The one that gnaws at my stomach, reminding me to worry: I’ve forgotten something; hurt someone with a thoughtless word; I’ll never complete what I’ve set out to do. It walks in my shadow all day, telling me there’s no point to it all, so why bother?
Sometimes it sleeps, releasing me into a place of laughter and escape. When I leave that sanctuary I turn and trip over it, bruising again.
I’ve found some pretty yellow pills that keep this hound at bay for a few hours. But he’s watching. Patient. Welcoming that yellow as his best friend, knowing they’re insidious traitors offering temporary, false relief from his attention.
The dog watches, lying in a corner with its head on its paws as I tackle new projects and meet new people to avoid its orange stare.
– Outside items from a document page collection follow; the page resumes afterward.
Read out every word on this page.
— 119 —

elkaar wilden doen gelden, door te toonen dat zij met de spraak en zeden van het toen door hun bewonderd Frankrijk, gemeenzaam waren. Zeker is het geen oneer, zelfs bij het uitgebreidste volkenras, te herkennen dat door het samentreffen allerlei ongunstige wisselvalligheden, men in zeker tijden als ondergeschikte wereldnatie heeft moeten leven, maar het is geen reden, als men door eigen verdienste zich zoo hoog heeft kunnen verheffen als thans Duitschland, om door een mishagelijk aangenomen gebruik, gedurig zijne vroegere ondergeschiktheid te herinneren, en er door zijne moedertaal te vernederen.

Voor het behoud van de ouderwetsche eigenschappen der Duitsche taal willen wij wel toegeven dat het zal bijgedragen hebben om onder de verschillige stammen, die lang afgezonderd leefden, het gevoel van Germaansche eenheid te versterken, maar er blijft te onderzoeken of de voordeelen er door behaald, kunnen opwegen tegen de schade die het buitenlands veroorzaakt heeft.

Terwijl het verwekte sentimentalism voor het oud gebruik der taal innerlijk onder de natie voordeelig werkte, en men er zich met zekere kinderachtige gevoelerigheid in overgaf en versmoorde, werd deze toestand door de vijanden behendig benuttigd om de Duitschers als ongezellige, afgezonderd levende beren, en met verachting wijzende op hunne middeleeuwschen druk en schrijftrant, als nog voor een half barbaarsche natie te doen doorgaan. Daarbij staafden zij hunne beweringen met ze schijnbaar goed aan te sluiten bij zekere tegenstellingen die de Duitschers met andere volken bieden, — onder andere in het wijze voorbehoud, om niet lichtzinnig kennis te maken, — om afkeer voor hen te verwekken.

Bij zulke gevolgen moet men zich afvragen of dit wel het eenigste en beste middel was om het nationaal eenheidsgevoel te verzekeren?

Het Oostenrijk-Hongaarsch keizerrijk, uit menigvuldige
It knows I’ll see it again when the novelty wears off, and I’m not surrounded by noise and friends and things to do. It’ll keep me company in the quiet of the pre-dawn, breathing its foul breath until I can sleep no more.
I see now that it’s always been there. I realise my mum had chained it up in a kennel out back, keeping me safe.
Do you think the SPCA will take it away if I ask very nicely?








Aw Dusts. Gatskop him and tell him to voetsak.
Urgh. I have a black dog, too. I think if I don’t feed him he’ll go away, but he’s pretty good at not eating and surviving. *bites fingernails*
Good luck.
Humans outlive dogs. Even scary dogs- scary talking dogs. What you need is a giant Bell Jar and some of that permanent sleep gas. coax him gently in, and you’ll be freeeeeeeeeee!
Not a pleasant subject, but there is a brutal beauty about the way you put it. Shew – good writing! Nicely done, Dust.